Sriracha, the American-made, Thai-style chilli sauce that became a global phenomenon, loved by chefs and foodies everywhere, is an endangered species after the council in the California city where it’s made declared the factory a “public nuisance” last week.
Huy Fong Foods, owners of the factory in Irwindale, California, will have 90 days to fix the ordour problems which have residents and the council up in arms, or face possible closure.
This latest setback for “Rooster sauce”, as it’s known from the logo, is part of an ongoing battle against the sauce makers by California officials and local residents.
Late last year, a court ordered the factory close briefly following odour complaints from neighbouring residents.
Then health officials intervened to insist that the raw sauce, jalapeno chillies, garlic, sugar, salt and vinegar, could not be shipped fresh and must be held for 30 days to test for bacteria.

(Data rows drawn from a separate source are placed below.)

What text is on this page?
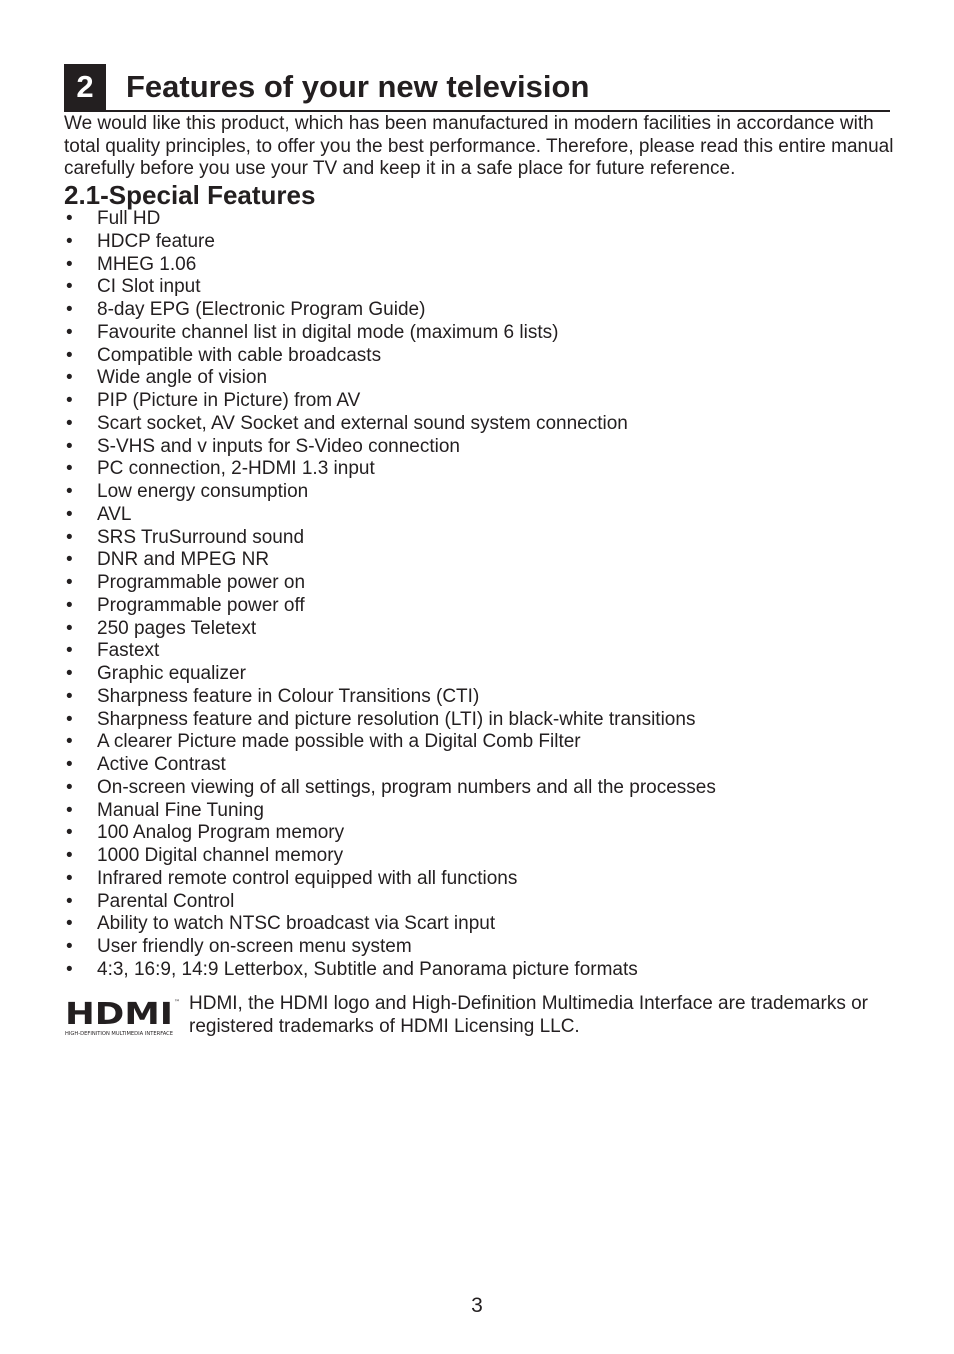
2	Features of your new television

We would like this product, which has been manufactured in modern facilities in accordance with total quality principles, to offer you the best performance. Therefore, please read this entire manual carefully before you use your TV and keep it in a safe place for future reference.

2.1-Special Features
• Full HD
• HDCP feature
• MHEG 1.06
• CI Slot input
• 8-day EPG (Electronic Program Guide)
• Favourite channel list in digital mode (maximum 6 lists)
• Compatible with cable broadcasts
• Wide angle of vision
• PIP (Picture in Picture) from AV
• Scart socket, AV Socket and external sound system connection
• S-VHS and v inputs for S-Video connection
• PC connection, 2-HDMI 1.3 input
• Low energy consumption
• AVL
• SRS TruSurround sound
• DNR and MPEG NR
• Programmable power on
• Programmable power off
• 250 pages Teletext
• Fastext
• Graphic equalizer
• Sharpness feature in Colour Transitions (CTI)
• Sharpness feature and picture resolution (LTI) in black-white transitions
• A clearer Picture made possible with a Digital Comb Filter
• Active Contrast
• On-screen viewing of all settings, program numbers and all the processes
• Manual Fine Tuning
• 100 Analog Program memory
• 1000 Digital channel memory
• Infrared remote control equipped with all functions
• Parental Control
• Ability to watch NTSC broadcast via Scart input
• User friendly on-screen menu system
• 4:3, 16:9, 14:9 Letterbox, Subtitle and Panorama picture formats
HDMI ™
HIGH-DEFINITION MULTIMEDIA INTERFACE
HDMI, the HDMI logo and High-Definition Multimedia Interface are trademarks or registered trademarks of HDMI Licensing LLC.
3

Fears of a shortage led to the hashtag #srirachapocalypse on Twitter.
The sauce was first made by Vietnamese refugee David Tran in Los Angeles’ Chinatown in 1980 and he’s since built a global empire out it, opening a 10-hectare $40 million factory in 2010 to cope with demand. Its success has also begun to spawn a number of imitators.
Huy Fong Foods has been working with air quality officials to test for odours over the last several weeks, so the council decision has seen as a hostile response to their efforts.
The company is in a race to fix the problem before the chilli grinding season – the peak time for concerns about the smell – begins in August.
The Pasadena Star News has the details of the council decision, including the fact that the majority of the complaints came from four households.